At the end of the Yellow Line, we followed our guide Valerie Otani off the MAX at the Expo Center Station. This particular public art is mainly Valerie's. Facts from TriMet's Web site.
Valerie Otani addresses the theme of Japanese relocation during World War II at the site of the 1942 Portland Assembly Center.Traditional Japanese timber gates strung with metal "internee ID tags" mark station entrances. Vintage news articles are etched in steel and wrapped around the gate legs.
Bronze trunks provide seating on the platforms.
Community maps feature the floor plan of the converted livestock exhibition hall and a copy of the exclusion order.
Info from the PCPA Volunteers Newsletter:
Expo Center station was perhaps the most meaningful of our trip. Valerie Otani was the artist and she designed large timber gates reminiscent of those found in Asia. The gates reflect a transition, or an entrance, or beginning. The Expo Center was historically a livestock yard, but was converted into a temporary WWII internment center for those of Japanese descent.

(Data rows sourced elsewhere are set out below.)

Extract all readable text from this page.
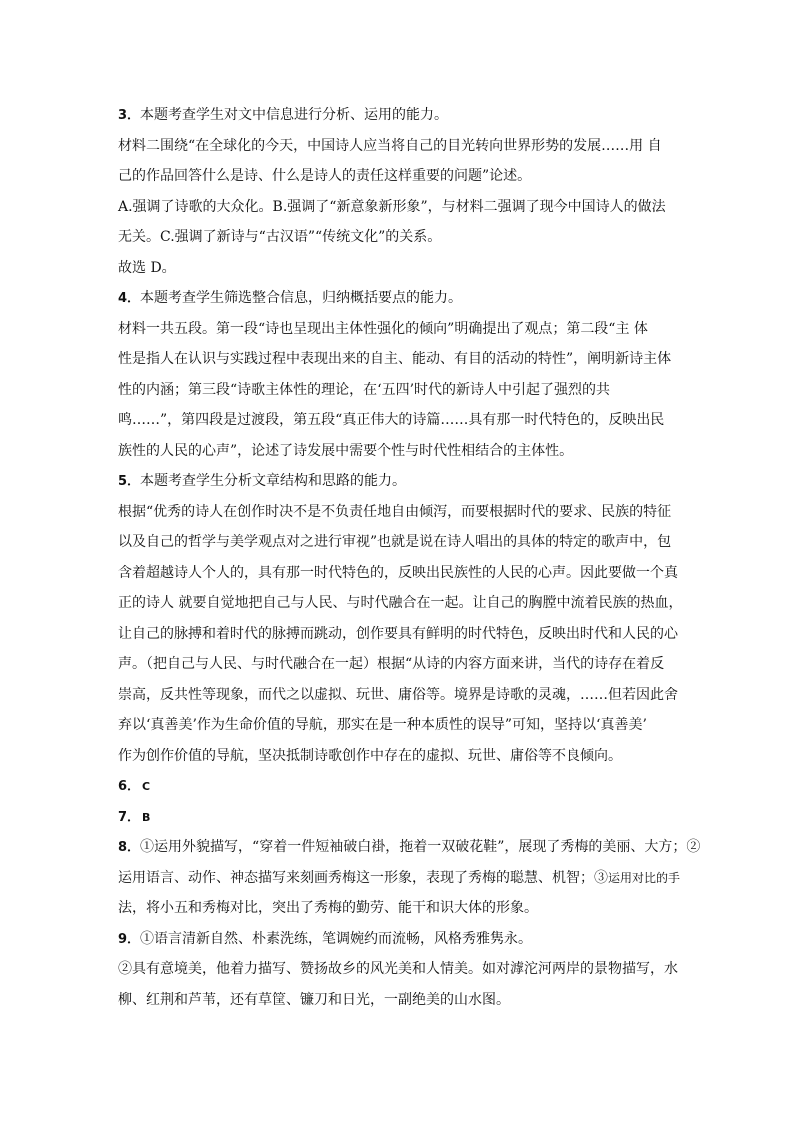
3．本题考查学生对文中信息进行分析、运用的能力。
材料二围绕“在全球化的今天，中国诗人应当将自己的目光转向世界形势的发展……用 自
己的作品回答什么是诗、什么是诗人的责任这样重要的问题”论述。
A.强调了诗歌的大众化。B.强调了“新意象新形象”，与材料二强调了现今中国诗人的做法
无关。C.强调了新诗与“古汉语”“传统文化”的关系。
故选 D。
4．本题考查学生筛选整合信息，归纳概括要点的能力。
材料一共五段。第一段“诗也呈现出主体性强化的倾向”明确提出了观点；第二段“主 体
性是指人在认识与实践过程中表现出来的自主、能动、有目的活动的特性”，阐明新诗主体
性的内涵；第三段“诗歌主体性的理论，在‘五四’时代的新诗人中引起了强烈的共
鸣……”，第四段是过渡段，第五段“真正伟大的诗篇……具有那一时代特色的，反映出民
族性的人民的心声”，论述了诗发展中需要个性与时代性相结合的主体性。
5．本题考查学生分析文章结构和思路的能力。
根据“优秀的诗人在创作时决不是不负责任地自由倾泻，而要根据时代的要求、民族的特征
以及自己的哲学与美学观点对之进行审视”也就是说在诗人唱出的具体的特定的歌声中，包
含着超越诗人个人的，具有那一时代特色的，反映出民族性的人民的心声。因此要做一个真
正的诗人 就要自觉地把自己与人民、与时代融合在一起。让自己的胸膛中流着民族的热血，
让自己的脉搏和着时代的脉搏而跳动，创作要具有鲜明的时代特色，反映出时代和人民的心
声。（把自己与人民、与时代融合在一起）根据“从诗的内容方面来讲，当代的诗存在着反
崇高，反共性等现象，而代之以虚拟、玩世、庸俗等。境界是诗歌的灵魂，……但若因此舍
弃以‘真善美’作为生命价值的导航，那实在是一种本质性的误导”可知，坚持以‘真善美’
作为创作价值的导航，坚决抵制诗歌创作中存在的虚拟、玩世、庸俗等不良倾向。
6． C
7． B
8．①运用外貌描写，“穿着一件短袖破白褂，拖着一双破花鞋”，展现了秀梅的美丽、大方；②
运用语言、动作、神态描写来刻画秀梅这一形象，表现了秀梅的聪慧、机智；③运用对比的手
法，将小五和秀梅对比，突出了秀梅的勤劳、能干和识大体的形象。
9．①语言清新自然、朴素洗练，笔调婉约而流畅，风格秀雅隽永。
②具有意境美，他着力描写、赞扬故乡的风光美和人情美。如对滹沱河两岸的景物描写，水
柳、红荆和芦苇，还有草筐、镰刀和日光，一副绝美的山水图。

At the top of the large gate are 4000 metal tags in commemoration of the 4000 internees located there. The tags resemble the ID tags required for all Japanese to wear.

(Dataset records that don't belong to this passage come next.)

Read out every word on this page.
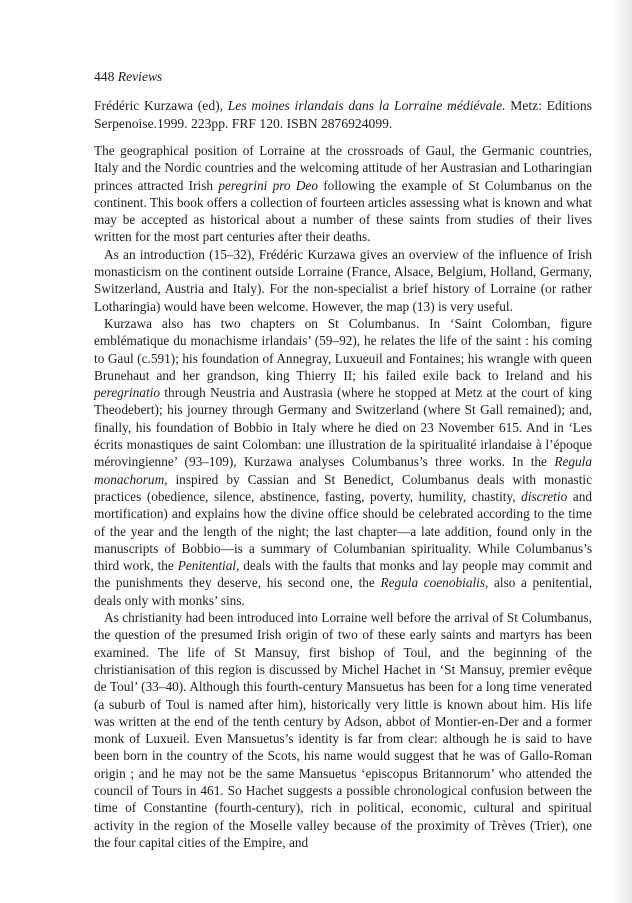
448 Reviews
Frédéric Kurzawa (ed), Les moines irlandais dans la Lorraine médiévale. Metz: Editions Serpenoise.1999. 223pp. FRF 120. ISBN 2876924099.

The geographical position of Lorraine at the crossroads of Gaul, the Germanic countries, Italy and the Nordic countries and the welcoming attitude of her Austrasian and Lotharingian princes attracted Irish peregrini pro Deo following the example of St Columbanus on the continent. This book offers a collection of fourteen articles assessing what is known and what may be accepted as historical about a number of these saints from studies of their lives written for the most part centuries after their deaths.

As an introduction (15–32), Frédéric Kurzawa gives an overview of the influence of Irish monasticism on the continent outside Lorraine (France, Alsace, Belgium, Holland, Germany, Switzerland, Austria and Italy). For the non-specialist a brief history of Lorraine (or rather Lotharingia) would have been welcome. However, the map (13) is very useful.

Kurzawa also has two chapters on St Columbanus. In ‘Saint Colomban, figure emblématique du monachisme irlandais’ (59–92), he relates the life of the saint : his coming to Gaul (c.591); his foundation of Annegray, Luxueuil and Fontaines; his wrangle with queen Brunehaut and her grandson, king Thierry II; his failed exile back to Ireland and his peregrinatio through Neustria and Austrasia (where he stopped at Metz at the court of king Theodebert); his journey through Germany and Switzerland (where St Gall remained); and, finally, his foundation of Bobbio in Italy where he died on 23 November 615. And in ‘Les écrits monastiques de saint Colomban: une illustration de la spiritualité irlandaise à l’époque mérovingienne’ (93–109), Kurzawa analyses Columbanus’s three works. In the Regula monachorum, inspired by Cassian and St Benedict, Columbanus deals with monastic practices (obedience, silence, abstinence, fasting, poverty, humility, chastity, discretio and mortification) and explains how the divine office should be celebrated according to the time of the year and the length of the night; the last chapter—a late addition, found only in the manuscripts of Bobbio—is a summary of Columbanian spirituality. While Columbanus’s third work, the Penitential, deals with the faults that monks and lay people may commit and the punishments they deserve, his second one, the Regula coenobialis, also a penitential, deals only with monks’ sins.

As christianity had been introduced into Lorraine well before the arrival of St Columbanus, the question of the presumed Irish origin of two of these early saints and martyrs has been examined. The life of St Mansuy, first bishop of Toul, and the beginning of the christianisation of this region is discussed by Michel Hachet in ‘St Mansuy, premier evêque de Toul’ (33–40). Although this fourth-century Mansuetus has been for a long time venerated (a suburb of Toul is named after him), historically very little is known about him. His life was written at the end of the tenth century by Adson, abbot of Montier-en-Der and a former monk of Luxueil. Even Mansuetus’s identity is far from clear: although he is said to have been born in the country of the Scots, his name would suggest that he was of Gallo-Roman origin ; and he may not be the same Mansuetus ‘episcopus Britannorum’ who attended the council of Tours in 461. So Hachet suggests a possible chronological confusion between the time of Constantine (fourth-century), rich in political, economic, cultural and spiritual activity in the region of the Moselle valley because of the proximity of Trèves (Trier), one the four capital cities of the Empire, and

The base of each gate is wrapped in metal to protect its wooden structure – since this is art for the public and must be able to withstand public use. Some metal wrappings are etched with actual newspaper accounts of the time of internment which are shocking (and saddening) to our eyes.
Ms. Otani is of Japanese descent and told us of her family’s story. Her immediate family lived in California and they were interned there. Her grandfather had lived in Hawaii for 30 years before the night of Pearl Harbor when he, and other leaders in the Japanese community, were arrested. He returned to Japan after the war and never saw his U.S. family again.
5 comments:
A beautiful tribute. She no doubt designed it from the heart. Nice post Lynette.
Our treatment of the Japanese in the U.S. and possessions in WWII is not one of our more glorious moments. This is not to dismiss atrocities by the Japanese military in areas conquered by Japan in the war, but the cliché "two wrongs don't make a right" applies here. FDR was in full accord with what was done to the Japanese in the U.S., an inconvenient fact to FDR worshipers. On a related note, It's a shame that Robert Stinnett's "Day of Deceit" hasn't been more widely read. He makes a most convincing case that FDR knew full-well that the Japanese were going to attack Pearl Harbor and deliberately let it happen to get the U.S. into the war - and was perfectly willing to throw General Short and Admiral Kimmell under the bus for his own political ends.
Very interesting. I didn't know about the tags. It is good to see a memorial to remind us of that awful time in U.S. history.
very interesting thanks for such nice post...
Born in the 50's I was not fully aware until high school of the painful chapter in history of what happened to many American Japanese families. May we never forget our history nor may we harbor continued resentment...move forward in hopes history won't repeat such acts....acknowledge, pause to reflect and move on.